Selon les données du ministère de la Santé de la République démocratique du Congo, au 10 juillet, le pays recensait 1 792 cas d’Ebola, dont 625 décès. Cependant, le Dr Chikwe Ihekweazu, directeur des situations d’urgence à l’OMS, a déclaré que les modèles épidémiologiques et les taux de positivité des tests suggèrent que le nombre réel de cas pourrait être deux à quatre fois supérieur au nombre confirmé. Ce qui inquiète particulièrement l’OMS, c’est que près de 80 % des nouveaux cas à Bunia, capitale de la province d’Ituri – épicentre de l’épidémie – ne concernent pas des personnes ayant été en contact avec des patients connus. Autrement dit, la majorité des nouveaux cas résultent de chaînes de transmission que le secteur de la santé ne maîtrise pas. Sans identification de la source d’infection, le traçage des contacts, l’isolement et le confinement deviennent beaucoup plus difficiles, permettant au virus de se propager silencieusement au sein de la communauté.
Bien que 90 % des cas restent concentrés dans la province d’Ituri, notamment dans les régions de Bunia, Rwampara, Mongbwalu et Nyakunde, le virus n’y est plus confiné. L’OMS a confirmé la propagation d’Ebola au Nord-Kivu, au Sud-Kivu et, plus récemment, le 10 juillet, un premier cas a été enregistré dans la province de Tshopo. La propagation de la maladie à travers plusieurs provinces reflète la complexité des déplacements dans l’est du Congo, une région marquée par une importante activité minière et un commerce transfrontalier intense. Les populations se déplacent fréquemment d’une localité à l’autre, voire vers les pays voisins, pour des raisons commerciales ou professionnelles. Lorsqu’un porteur asymptomatique quitte l’épicentre de l’épidémie, le risque d’une nouvelle épidémie ailleurs est très élevé.

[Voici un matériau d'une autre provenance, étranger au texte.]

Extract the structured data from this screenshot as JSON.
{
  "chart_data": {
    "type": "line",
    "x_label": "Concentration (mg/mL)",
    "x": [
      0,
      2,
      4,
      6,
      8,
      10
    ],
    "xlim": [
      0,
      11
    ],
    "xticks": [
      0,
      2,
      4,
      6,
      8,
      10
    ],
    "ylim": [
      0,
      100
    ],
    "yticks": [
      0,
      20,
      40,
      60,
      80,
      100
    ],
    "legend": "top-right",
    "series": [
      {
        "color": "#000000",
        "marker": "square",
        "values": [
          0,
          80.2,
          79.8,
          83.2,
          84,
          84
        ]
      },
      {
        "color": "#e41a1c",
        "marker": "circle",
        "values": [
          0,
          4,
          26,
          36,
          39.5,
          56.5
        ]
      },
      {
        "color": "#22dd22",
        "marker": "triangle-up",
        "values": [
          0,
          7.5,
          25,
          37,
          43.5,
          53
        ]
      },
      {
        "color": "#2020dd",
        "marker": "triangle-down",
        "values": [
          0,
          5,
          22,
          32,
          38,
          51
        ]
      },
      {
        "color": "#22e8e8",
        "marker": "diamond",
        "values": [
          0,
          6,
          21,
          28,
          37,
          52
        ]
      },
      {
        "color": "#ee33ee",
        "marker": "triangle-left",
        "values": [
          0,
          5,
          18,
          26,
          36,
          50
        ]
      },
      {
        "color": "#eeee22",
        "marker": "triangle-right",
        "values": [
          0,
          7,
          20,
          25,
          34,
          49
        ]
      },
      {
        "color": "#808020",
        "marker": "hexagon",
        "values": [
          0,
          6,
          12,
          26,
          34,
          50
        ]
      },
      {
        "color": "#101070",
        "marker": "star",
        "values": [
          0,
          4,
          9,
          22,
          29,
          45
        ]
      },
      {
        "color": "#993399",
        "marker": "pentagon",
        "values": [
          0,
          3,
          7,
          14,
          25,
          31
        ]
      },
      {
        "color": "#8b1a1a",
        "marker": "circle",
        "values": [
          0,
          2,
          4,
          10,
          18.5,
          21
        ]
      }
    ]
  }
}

La difficulté à maîtriser l’épidémie tient également aux caractéristiques de la souche Bundibugyo du virus. Selon l’OMS, cette souche tend à provoquer des symptômes plus bénins que la souche Zaïre, responsable d’importantes épidémies par le passé. Ce phénomène contribue involontairement à minimiser la vigilance du public. Nombre de patients ne présentent initialement qu’une légère fièvre ou de la fatigue et préfèrent donc se soigner eux-mêmes à domicile plutôt que de consulter un médecin. Plus les patients restent longtemps dans la communauté, plus le virus a le temps de se propager à leurs proches et à leur entourage. C’est aussi une des raisons pour lesquelles le taux de mortalité hors des structures de soins demeure élevé.
Le Fonds des Nations Unies pour l’enfance (UNICEF) a également lancé un avertissement concernant l’impact de la maladie sur les enfants. Selon les statistiques, les enfants représentent environ 15 % des cas d’Ebola, mais plus d’un quart des décès, et des centaines d’entre eux ont perdu un parent à cause de la maladie.
Parallèlement, le système de santé congolais est déjà soumis à une pression immense après des années de conflit et de sous-investissement. Les centres de traitement d’Ebola en Ituri fonctionnent quasiment à pleine capacité, le personnel soignant manque d’équipements de protection et les capacités de dépistage et de transport des patients ne suivent pas le rythme de l’augmentation du nombre de cas. Afin d’améliorer le dépistage précoce, le gouvernement congolais a lancé un programme de formation de 21 000 agents de santé communautaires. Ces agents effectueront un travail de porte-à-porte pour identifier les personnes présentant des symptômes, les accompagner dans leurs déclarations de santé, les encourager à se faire soigner et participer au traçage des contacts.
Bien que l’épidémie d’Ebola soit actuellement circonscrite au Congo, l’OMS estime élevé le risque de propagation aux pays voisins. L’Ouganda, le Rwanda, le Burundi, le Soudan du Sud, le Congo et la République centrafricaine ont tous renforcé la surveillance de leurs frontières et élaboré des plans d’intervention.
L’OMS évalue actuellement le risque régional d’Ebola comme élevé, tandis que le risque mondial demeure faible en raison de l’absence de transmission généralisée en dehors de l’Afrique centrale. Cependant, le fait que la majorité des nouveaux cas n’aient pas de source identifiable, que la maladie continue de se propager à de nouvelles provinces et que les capacités de détection soient limitées indiquent que la lutte contre Ebola en République démocratique du Congo sera longue. Les experts de la santé estiment que, sans une rupture rapide des chaînes de transmission communautaire, un renforcement des capacités de surveillance et une mobilisation accrue des ressources internationales, l’épidémie actuelle pourrait continuer à se propager, menaçant non seulement le système de santé congolais, déjà fragile, mais aussi l’ensemble de la région d’Afrique centrale.